Повстанцы вели войну своими способами. С наступлением ночи комарицкие мужики только им известными тропами провели ратников Лжедмитрия к селу Добрыничи. Восставшие намеревались поджечь село с разных сторон и вызвать панику в царских полках накануне решающей битвы. Однако стража обнаружила их на подступах к селу.
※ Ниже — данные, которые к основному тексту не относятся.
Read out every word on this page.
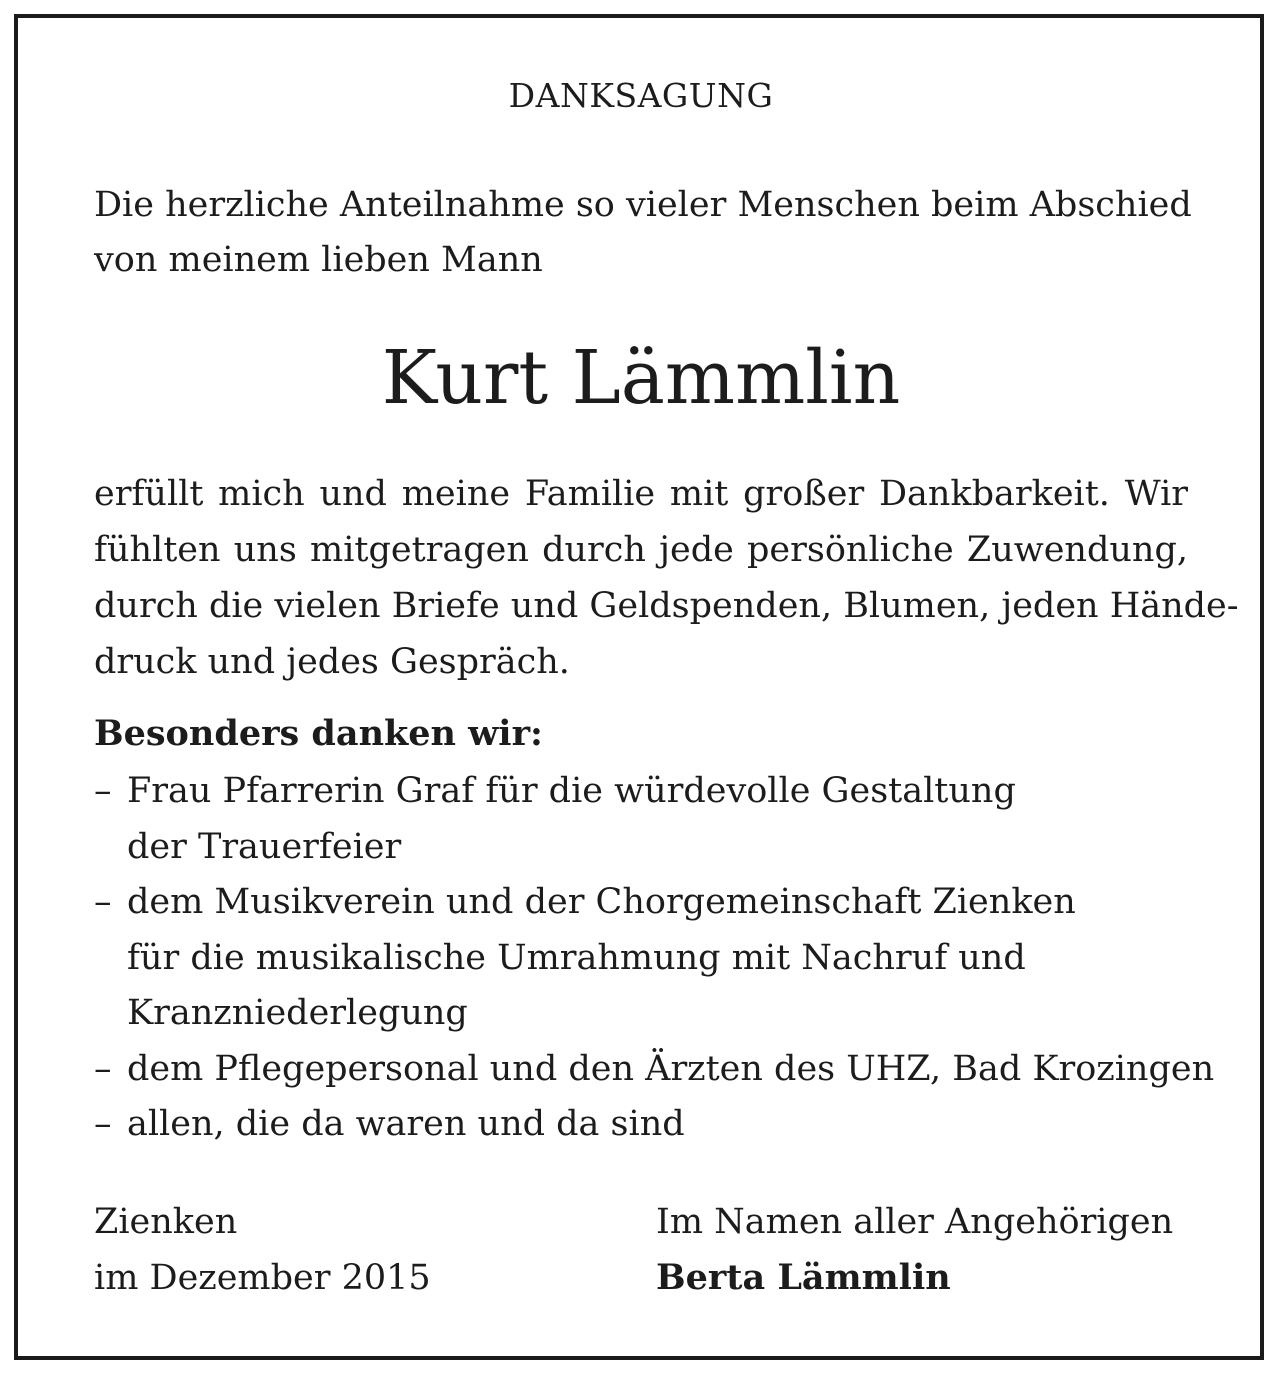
DANKSAGUNG
Die herzliche Anteilnahme so vieler Menschen beim Abschied
von meinem lieben Mann
Kurt Lämmlin
erfüllt mich und meine Familie mit großer Dankbarkeit. Wir
fühlten uns mitgetragen durch jede persönliche Zuwendung,
durch die vielen Briefe und Geldspenden, Blumen, jeden Hände-
druck und jedes Gespräch.
Besonders danken wir:
– Frau Pfarrerin Graf für die würdevolle Gestaltung
der Trauerfeier
– dem Musikverein und der Chorgemeinschaft Zienken
für die musikalische Umrahmung mit Nachruf und
Kranzniederlegung
– dem Pflegepersonal und den Ärzten des UHZ, Bad Krozingen
– allen, die da waren und da sind
Zienken
im Dezember 2015
Im Namen aller Angehörigen
Berta Lämmlin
Рано утром 21 января 1605 г. армии сблизились и завязался бой. Гетман Дворжецкий решил в точности повторить маневр, который обеспечил успех самозванцу под Новгородом-Северским. Гусары должны были опрокинуть правый фланг русских, а пехота, оставленная в тылу, довершить победу. Перед запорожской конницей стояла задача сковать силы русских в центре. Пешие казаки прикрывали пушки, стоявшие позади фронта.
Следя за передвижениями противника, Мстиславский выдвинул вперед полк правой руки во главе с Шуйским, а также отряды Маржарета и Розена, составленные из служилых иноземцев. Гетман Дворжецкий немедленно атаковал Шуйского, собрав воедино свою немногочисленную конницу. В атаке участвовало около 10 конных отрядов: 200 гусар, 7 рот конных копейщиков, отряд шляхты из Белоруссии и отряд русских всадников. Не выдержав яростной атаки, Шуйский дрогнул и стал отступать. Расчистив себе путь, конница Дворжецкого повернула к селу, на окраине которого стояла русская пехота с пушками. Тут она была встречена мощными орудийными и ружейными залпами и повернула назад. Отступление завершилось паническим бегством.
Взаимная ненависть и недоверие шляхты и вольных запорожцев раздирали армию самозванца изнутри. Ротмистры утверждали, что виновниками катастрофы были запорожцы. Когда ветер принес со стороны русского лагеря клубы дыма, писал С. Борша, запорожцы будто бы испугались и кинулись бежать, а гусары бросились вслед, убеждая их вернуться. По словам Г. Паэрле, казаки изменили и побежали, потому что были подкуплены Борисом, что открылось уже после битвы. Сам Лжедмитрий, пытаясь скрыть от своих покровителей личное участие в неудачной битве, в письме Рангони от 8 (18) апреля 1605 г. утверждал, будто недавно узнал о причинах прискорбного бегства к крепости Севск (в Комарицкой волости) третьей экспедиции под командованием стольника И. Папроцкого, которое «произошло из-за того, что запорожская пехота без всякой причины оставила поле боя… и бежала в смятении».
На самом деле в поражении повинны были не казаки. Свидетельство участника боя Маржарета позволяет точно определить, кто первым побежал с поля битвы. Залп из 10–12 тысяч ружейных стволов, писал Маржарет, поверг атакующую польскую конницу в ужас, и она в полном смятении обратилась в бегство. Участники атаки единодушно утверждали, что пальба сама по себе причинила немного вреда нападавшим: было убито менее десятка всадников. Однако поляки хорошо помнили, чем кончилась безрассудно лихая атака капитана Домарацкого под Новгородом-Северским. На поддержку запорожцев они не рассчитывали, не доверяя им. По словам Маржарета, оставшиеся у самозванца конница и пехота пытались поддержать атаку гусар и с редким проворством двинулись им на помощь, думая, что дело выиграно. Однако, столкнувшись с отступавшими в полном беспорядке гусарами, казаки повернули вспять.